Untitled 1 2

Five takeaways from the FTX crypto exchange collapse

The crypto winter that began earlier this year with Russia’s invasion of Ukraine turned into a catastrophe with the default last week of crypto exchange FTX. With rumors flying that the fund founded by industry icon Sam Bankman-Fried was unable to satisfy its creditors, a massive sell-off by users of the platform hastened the company’s demise as well as an additional collapse in the prices of some of the world’s tops. cryptocurrencies. Bitcoin itself lost 25% of its value in a matter of days; today it stands at less than $15,000. A year ago it was trading at $60,000.

While the final outcome for FTX remains unclear, here are five key takeaways about what its collapse means for the digital asset market more broadly.

1. Unlike traditional financial institutions and exchanges where investors’ and depositors’ money is protected, crypto exchanges are much more risky. The reason is that, given the nature of cryptocurrencies, exchange users must transfer ownership of their holdings in order for their trade to take place (meaning they are no longer depositors, but creditors). This is why crypto traders should never hold their holdings in an exchange like Binance or Coinbase. Given the volatility of cryptocurrencies, when prices drop significantly, investors sell quickly, this may cause the exchange to be unable to satisfy the liquidation demands of investors – meaning users may have a difficult claim on their crypto holdings.

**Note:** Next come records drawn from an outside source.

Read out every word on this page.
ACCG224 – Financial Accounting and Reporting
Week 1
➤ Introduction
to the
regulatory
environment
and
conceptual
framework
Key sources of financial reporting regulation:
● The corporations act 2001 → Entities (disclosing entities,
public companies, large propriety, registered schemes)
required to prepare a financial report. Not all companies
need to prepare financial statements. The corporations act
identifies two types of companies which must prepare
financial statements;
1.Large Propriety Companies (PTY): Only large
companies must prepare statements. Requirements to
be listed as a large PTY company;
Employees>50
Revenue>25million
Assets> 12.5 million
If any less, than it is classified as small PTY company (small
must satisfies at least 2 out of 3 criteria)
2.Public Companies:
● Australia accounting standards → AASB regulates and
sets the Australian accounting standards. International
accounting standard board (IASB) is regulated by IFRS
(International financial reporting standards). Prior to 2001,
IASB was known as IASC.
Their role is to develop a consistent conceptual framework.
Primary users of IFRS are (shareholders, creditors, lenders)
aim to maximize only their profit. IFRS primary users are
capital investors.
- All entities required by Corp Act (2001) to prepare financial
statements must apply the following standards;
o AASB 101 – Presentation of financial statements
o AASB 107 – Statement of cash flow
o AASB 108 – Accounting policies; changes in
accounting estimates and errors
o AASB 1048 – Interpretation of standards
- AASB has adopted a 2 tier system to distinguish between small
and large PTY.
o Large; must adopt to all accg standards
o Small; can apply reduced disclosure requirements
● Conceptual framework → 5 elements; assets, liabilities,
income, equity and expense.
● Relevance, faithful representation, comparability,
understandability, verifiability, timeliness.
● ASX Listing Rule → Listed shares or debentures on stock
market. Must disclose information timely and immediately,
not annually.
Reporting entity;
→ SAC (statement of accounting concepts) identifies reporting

2. FTX isn’t just broke — it sought Chapter 11 protection in Delaware bankruptcy court, which favors a reorganization aimed at satisfying creditors’ (in this case, mostly dealers) claims. The bankruptcy filing was preceded by a week of panic over the exchange’s financial health and an increase in withdrawals that only made matters worse. The final outcome remains unclear.

3. The FTX episode could be another step in the once-and-for-all collapse of these permissionless, privately issued cryptocurrencies. There was some optimism over the past month that once the dark clouds on the horizon caused by the pandemic and the war in Ukraine cleared, prices of crypto-assets would recover. Now there seems to be something more structural going on, revealing that they – given that, in the absence of full adoption of cryptocurrencies, their price depends only on investors’ willingness to hold them.

Traxer Czu07W8Tpv8 Unsplash Scaled

4. However, there is good news to come out of FTX’s collapse: The revelation that cryptocurrencies may not be the golden hen for unsophisticated investors is a positive development for markets. In market microstructure, these investors are called “irrational traders”, which are usually taken advantage of by more informed traders. In the past, irrational traders had too important an impact on prices, which is not desirable for an efficient market to work. Once they’re gone, we could end up with a market that prices crypto-assets for what they’re really worth

5. This brings me to an additional point. Bitcoin, the most popular cryptocurrency, does not have a business model and therefore its price (and its value) is in the eye of the beholder, and as such is always determined by the intersection of supply and demand. But the others (Ether 2.0, Cardano, Solana) should be considered much more cryptocurrencies than utility tokens. In this sense, they facilitate decentralized finance (DeFi) transactions, allow non-fungible tokens (NFTs) to have value, and are ultimately the currency of new Metaverse applications. They are the future. The good news is that we can start seeing these tokens as sources of value and not as cryptocurrencies in the true sense. To provide a useful analogy, we are now in a similar situation as we were right after the bursting of the Internet bubble in 2001, where the true Internet-based business models were finally able to surface.

Despite the collapse of FTX, it is my opinion that blockchain technology remains healthy and is the reality of many interesting initiatives that are revolutionizing our financial system and our economies. Applications in financial markets, blockchain solutions to price carbon emissions, utility tokens that disrupt traditional internet platforms, smart contracts and digital assets as financial solutions for individuals and companies: these are only a few of the applications of the technology that hopefully get the attention they deserve.